In this novel, we follow a girl named Vilvian, who is trying to recover after the recent passing of her mother. She had been keeping to herself, drifting away from her friends, and living more in her dream world, where she has delightful dreams about falling in love with a handsome mystery man.

As the story begins, she is gradually coming out of hiding. Slowly, we begin to meet the most important people in her life as she allows them back into her world, which is finally stretching beyond the closed door of her bedroom. But she is still in mourning, and during the process of healing she folds three hundred and sixty-five origami stars and makes her wish, as the fable dictates. Little does she know this cultural tradition will end up changing her life in a seemingly impossible way.

Paper Wishes is an utterly sweet and charming novel. The tone of the novel has a good balance between serious depth and light warmth. The addition of Japanese culture references and the backstory of the paper stars made for an even more intriguing read. Addressing the topics of overcoming grief, finding a family and support system, and falling in love for the first time, this novel is incredibly easy to connect with. And with the hint of fantasy in the plot, it makes for quite a unique read. Who wouldn’t want to have their best dream come to life?

The characterization in this novel was excellent. Hoshino really brings each character to life, giving them three-dimensional personalities that both flesh out the plot itself and allow the reader to effortlessly relate to them. Each one felt highly realistic and were nicely woven into the plot. One could say that there is a bit of insta-love between Vilvian and Nox, but at the same time, their story is a quite exceptional one. To me, Ann felt a bit pushed into the story just to create some conflict, but I think that was due to her having a more minimal part and less portrayal compared to the main characters.

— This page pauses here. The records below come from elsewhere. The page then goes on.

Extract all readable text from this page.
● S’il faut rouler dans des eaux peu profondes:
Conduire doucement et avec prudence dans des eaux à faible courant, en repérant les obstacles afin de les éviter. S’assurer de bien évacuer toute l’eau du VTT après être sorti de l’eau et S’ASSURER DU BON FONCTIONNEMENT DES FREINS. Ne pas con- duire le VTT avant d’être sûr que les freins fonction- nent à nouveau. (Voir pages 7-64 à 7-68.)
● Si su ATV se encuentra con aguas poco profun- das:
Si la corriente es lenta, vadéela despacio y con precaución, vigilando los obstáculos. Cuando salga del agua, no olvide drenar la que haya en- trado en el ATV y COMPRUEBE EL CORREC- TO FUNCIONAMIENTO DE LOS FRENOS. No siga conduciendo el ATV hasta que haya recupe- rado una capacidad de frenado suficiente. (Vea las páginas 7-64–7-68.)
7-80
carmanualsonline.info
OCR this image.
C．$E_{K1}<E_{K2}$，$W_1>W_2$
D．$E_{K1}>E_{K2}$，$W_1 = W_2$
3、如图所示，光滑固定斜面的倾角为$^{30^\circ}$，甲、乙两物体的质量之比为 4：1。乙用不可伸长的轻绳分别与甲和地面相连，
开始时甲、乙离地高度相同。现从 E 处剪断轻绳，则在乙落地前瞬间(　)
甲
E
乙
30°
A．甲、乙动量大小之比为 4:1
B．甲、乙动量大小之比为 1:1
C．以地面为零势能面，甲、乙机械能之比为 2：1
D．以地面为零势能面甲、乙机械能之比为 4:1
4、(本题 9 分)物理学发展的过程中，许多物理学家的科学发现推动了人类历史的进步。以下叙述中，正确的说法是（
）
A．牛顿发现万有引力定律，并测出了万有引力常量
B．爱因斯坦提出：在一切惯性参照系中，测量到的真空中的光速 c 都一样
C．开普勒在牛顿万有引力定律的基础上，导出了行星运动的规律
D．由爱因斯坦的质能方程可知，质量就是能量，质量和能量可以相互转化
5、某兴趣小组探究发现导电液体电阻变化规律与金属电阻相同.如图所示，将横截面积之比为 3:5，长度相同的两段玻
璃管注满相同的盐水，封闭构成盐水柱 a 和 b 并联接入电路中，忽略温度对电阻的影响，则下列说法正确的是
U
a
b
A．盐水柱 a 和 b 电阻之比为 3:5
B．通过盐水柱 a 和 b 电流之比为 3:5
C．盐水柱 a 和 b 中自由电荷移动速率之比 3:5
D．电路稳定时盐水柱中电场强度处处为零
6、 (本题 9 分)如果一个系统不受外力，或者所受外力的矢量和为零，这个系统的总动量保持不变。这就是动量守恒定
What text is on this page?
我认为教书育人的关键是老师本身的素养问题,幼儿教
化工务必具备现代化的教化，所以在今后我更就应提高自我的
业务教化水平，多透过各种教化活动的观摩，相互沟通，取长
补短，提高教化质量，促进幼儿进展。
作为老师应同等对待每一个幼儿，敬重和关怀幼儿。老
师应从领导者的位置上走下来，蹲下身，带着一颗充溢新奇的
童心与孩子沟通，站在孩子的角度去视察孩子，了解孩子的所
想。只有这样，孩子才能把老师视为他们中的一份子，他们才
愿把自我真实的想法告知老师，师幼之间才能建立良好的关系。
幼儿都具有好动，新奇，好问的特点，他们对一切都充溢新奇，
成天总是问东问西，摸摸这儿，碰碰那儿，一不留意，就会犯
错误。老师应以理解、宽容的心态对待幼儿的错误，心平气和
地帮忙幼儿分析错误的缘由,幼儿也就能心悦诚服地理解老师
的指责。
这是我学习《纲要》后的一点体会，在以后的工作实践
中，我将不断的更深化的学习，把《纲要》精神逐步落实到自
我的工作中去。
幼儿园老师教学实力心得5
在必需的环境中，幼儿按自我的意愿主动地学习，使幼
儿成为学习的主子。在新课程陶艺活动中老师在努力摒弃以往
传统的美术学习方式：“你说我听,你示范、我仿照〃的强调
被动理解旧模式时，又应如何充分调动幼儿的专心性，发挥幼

Vilvian’s grieving process feels true to life, and her dream world is a widely used form of escaping from the stresses of the world. Nox figuratively—and later literally—represents the strength she has deep inside her that causes her to push on from one day to the next. He is both a tangible and intangible source of love, protection, and encouragement—a sign to Vilvian that things can and will get better, despite how bleak the circumstance appears to be.

Hoshino’s writing style is absolutely wonderful to read and get lost in. It flows beautifully and makes it very easy to become swept up into the story. Her descriptions are spot on and build the world up right around the reader. The text is deceptively simple—it is a fairly straightforward story, but there is so much depth and meaning behind the words. The bittersweet tone of the novel shines through clearly as Hoshino demonstrates her perceptibly talented word-crafting.

Overall, this is a beautiful and adorable novel, and one that is a fantastic light summer read. Despite my feelings about contemporary romance novels in general, I ended up having quite an enjoyable time with this one. This is the perfect sort of quick pick-me-up type read if you are looking for a sweet and heart-warming tale. It is so much fun to fall in to, and is impossible to get through without a smile. Hoshino has used her great talent for words to create a lovely and truly magical story that will work its way into the hearts of readers of any age.